Monday, May 9, 2016

newtonian mechanics - Why don't planets have Circular orbits?


This might be a completely wrong question, but this is bothering me since many days ago. Given the mass (Sun) curves the space around it, gravitation is the result of such curved space (Correct me if I am wrong, source: A Documentary film). Given any point on a circle with center same as center of the mass, curvature in the space should be equal (Intuition).


Planets rotate around the Sun because of the curve in the space they should follow a circular path and the distance between planet and Sun should be at a distance.


Given the fact that earth has a elliptical orbit around the sun, and the distance between Earth and Sun varies according to position of the earth. Why do we have a elliptical orbit not a circular orbit.



Answer



Because orbits are general conic sections. Why this is true is another fascinating question in and of itself, but for now I'll just assume it. The point is that circular orbits are special examples of general orbits. It's perfectly possible to get a circular orbit, but the relationship between the bodies' velocities and separation needs to be exactly right. In practice it rarely is, unless we plan it that way (e.g, for satellites).

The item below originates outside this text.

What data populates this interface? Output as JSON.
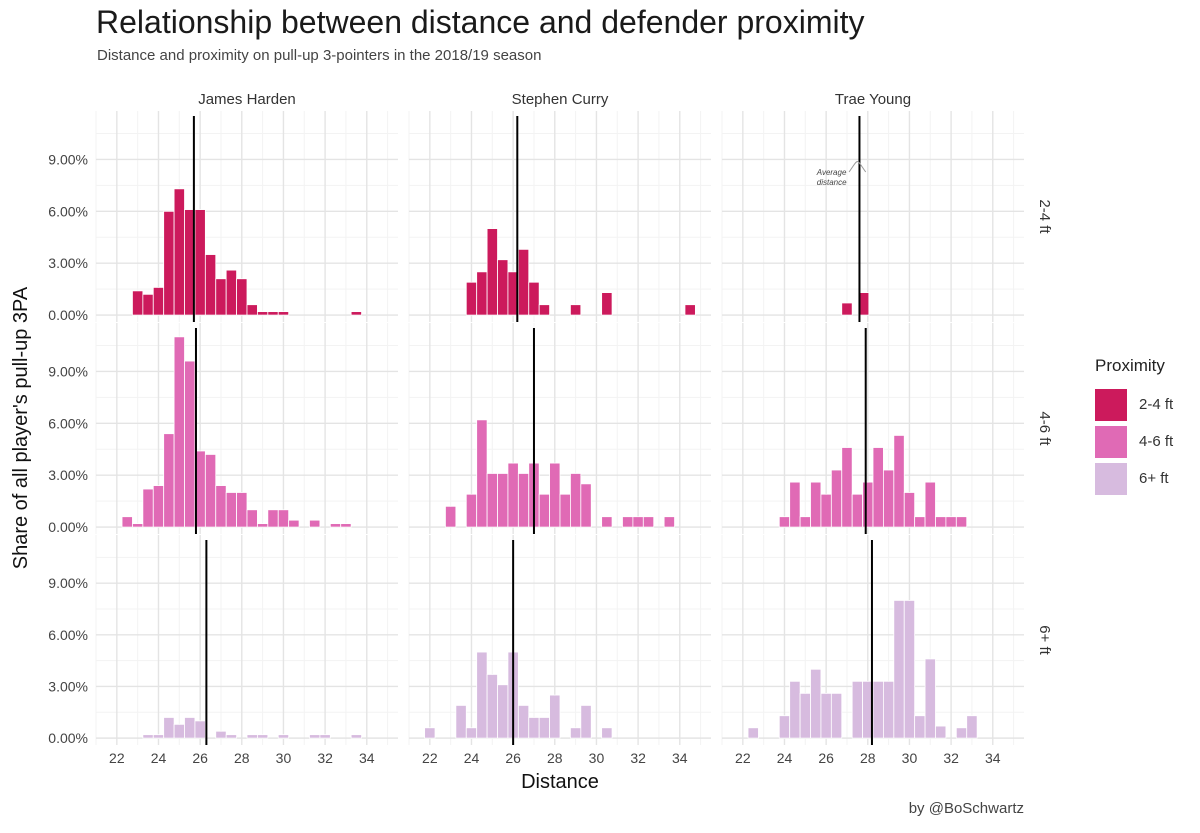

If you threw a planet around the sun really hard its path would be bent by the sun's gravity, but it would still eventually fly off at a tangent. Throwing it really hard would make it almost go straight, since it moves by the sun so quickly. As you reduce the speed, the sun gets to bend it more and more, and so the tangent is flies off on gets angled more and more towards moving backwards. So general hyperbolas are possible orbits. If you move it at the right speed, then it'll be just slow enough that other tangent points 'exactly backwards', and here the motion will be a parabola. Less than this and the planet will be captured. It doesn't have enough energy at this point to escape at all.

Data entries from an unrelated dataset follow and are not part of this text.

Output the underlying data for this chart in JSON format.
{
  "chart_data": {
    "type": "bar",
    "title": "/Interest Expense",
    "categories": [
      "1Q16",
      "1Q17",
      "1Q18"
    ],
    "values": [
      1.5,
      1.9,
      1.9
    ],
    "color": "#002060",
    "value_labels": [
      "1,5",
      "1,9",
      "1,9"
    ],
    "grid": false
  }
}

A key realization here is that the path should change continuously with the initial speed. Imagine the whole path traced out by a planet with a high velocity. An almost-straight hyperbola, say. Now as you continuously lower the velocity, the hyperbola bends more and more (continuously) until it bends "all the way around" and becomes a parabola. After this point, you'll have captured orbits. But they have to be steady changes from the parabola. All captured orbits magically being circles (of what size anyway, since they have to start looking like parabolas at some point?) wouldn't make any sense. Instead you get ellipses that get shorter and shorter as you get slower. Keep doing this, and those ellipses will come to a circle at some critical speed.


So circular orbits are possible, they're just not general. In fact, I'd say the real question is why the orbits are often so close to circular, since there are so many other options!